Oreshkin: Russia is US in early 1980s

Oreshkin: Russia is US in early 1980s

Russian Economic Development Minister Maxim Oreshkin compared the current situation in Russia's economy with the state of affairs in the US economy in the first half of the 1980s.

According to him, low and steady inflation was achieved in the United States, which opened the way for a positive credit cycle that lasted 27 years.

Russian Economic Development Minister noted that, judging by the key indicators, Russia's economy is in a stable position, according to the latest data, inflation is 3.3%. In the next three years, economic growth is expected to be a minimum of 2%.

"The overall level of the debt burden in Russia's economy is quite low, as we can expect a long loan cycle. And it is up to the government and the Central Bank to make the credit cycle positive for economic growth," he noted. "It requires a concentration on corporate and investment lending, the development of such tools as mortgages," the ministry's website cited Oreshkin as saying.

The head of the ministry said that the government is implementing a number of measures aimed at supporting investment development. A new program for project financing is among them.

The head of the department of stock markets and financial engineering of the Faculty of Finance and the Banking Business of RANEPA, Konstantin Korischenko, speaking to Vestnik Kavkaza, noted that a comparison of modern Russia and the US of 35 years ago is quite appropriate in terms of inflation dynamics, but that's all. "If we say about the impact of low inflation on the economic growth, then I think we will see a big difference between the US and modern Russia. The fact is that more than two thirds of Russia's economy today is in the public sector, which is mainly focused on the budget and various kinds of state programs. Unlike the US, the stimulating role of the budget in Russia's economy is greater than the stimulating role of monetary policy," he explained.

In this regard, we should understand that low inflation is a necessary, but not sufficient, condition for economic growth to begin. "We also need to either increase the consumption of the population or increase the investment. I recall that a significant share of the US economic growth is determined by the consumption of the population. In Russia there were two driving factors in the 2000s - exports and income growth of the population," Konstantin Korishchenko recalled.

Professor of the RANEPA faculty of Finance, Money Circulation and Credit, Yuri Yudenkov, in turn, also drew attention to the fundamental differences between modern Russia and the US of the 1980s. "I would not make such an analogy, as the minister did, because we have different conditions. It is important that under current conditions, the inflation rate does not affect the economy as much as it did 35 years ago. Back then it was a key indicator, and now it is one of a number of other important factors, such as the dynamics of development, the standard of living, consumption. The economy of modern Russia is qualitatively different than the American one in the 1980s," he noted.

In particular, growth drivers have changed. "Comparing two economies of different times is like comparing modern people with people of that time. It's useless to speak conditionally about history," Yury Yudenkov said.
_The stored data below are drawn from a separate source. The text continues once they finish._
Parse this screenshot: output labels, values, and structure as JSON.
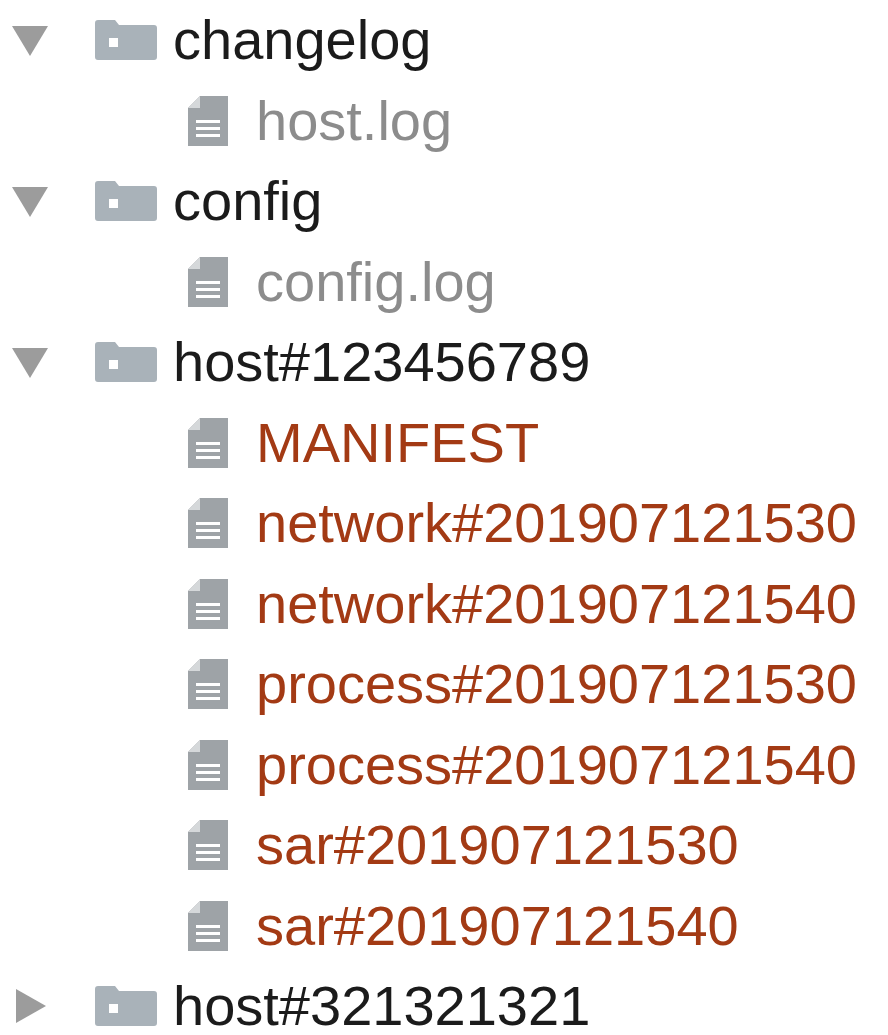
{
  "tree": [
    {
      "name": "changelog",
      "expanded": true,
      "children": [
        {
          "name": "host.log",
          "color": "#8c8c8c"
        }
      ]
    },
    {
      "name": "config",
      "expanded": true,
      "children": [
        {
          "name": "config.log",
          "color": "#8c8c8c"
        }
      ]
    },
    {
      "name": "host#123456789",
      "expanded": true,
      "children": [
        {
          "name": "MANIFEST",
          "color": "#a33a14"
        },
        {
          "name": "network#201907121530",
          "color": "#a33a14"
        },
        {
          "name": "network#201907121540",
          "color": "#a33a14"
        },
        {
          "name": "process#201907121530",
          "color": "#a33a14"
        },
        {
          "name": "process#201907121540",
          "color": "#a33a14"
        },
        {
          "name": "sar#201907121530",
          "color": "#a33a14"
        },
        {
          "name": "sar#201907121540",
          "color": "#a33a14"
        }
      ]
    },
    {
      "name": "host#321321321",
      "expanded": false
    }
  ]
}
"Russia is no longer just a developing economy, as we consider ourselves a more or less developed country, and in this sense social indicators are very important: the people, their health, the consumption, the quality of life. For the social economy we are building the nation's state is important, maybe it's more important than anything else," the professor of the RANEPA faculty of Finance, Money Circulation and Credit concluded.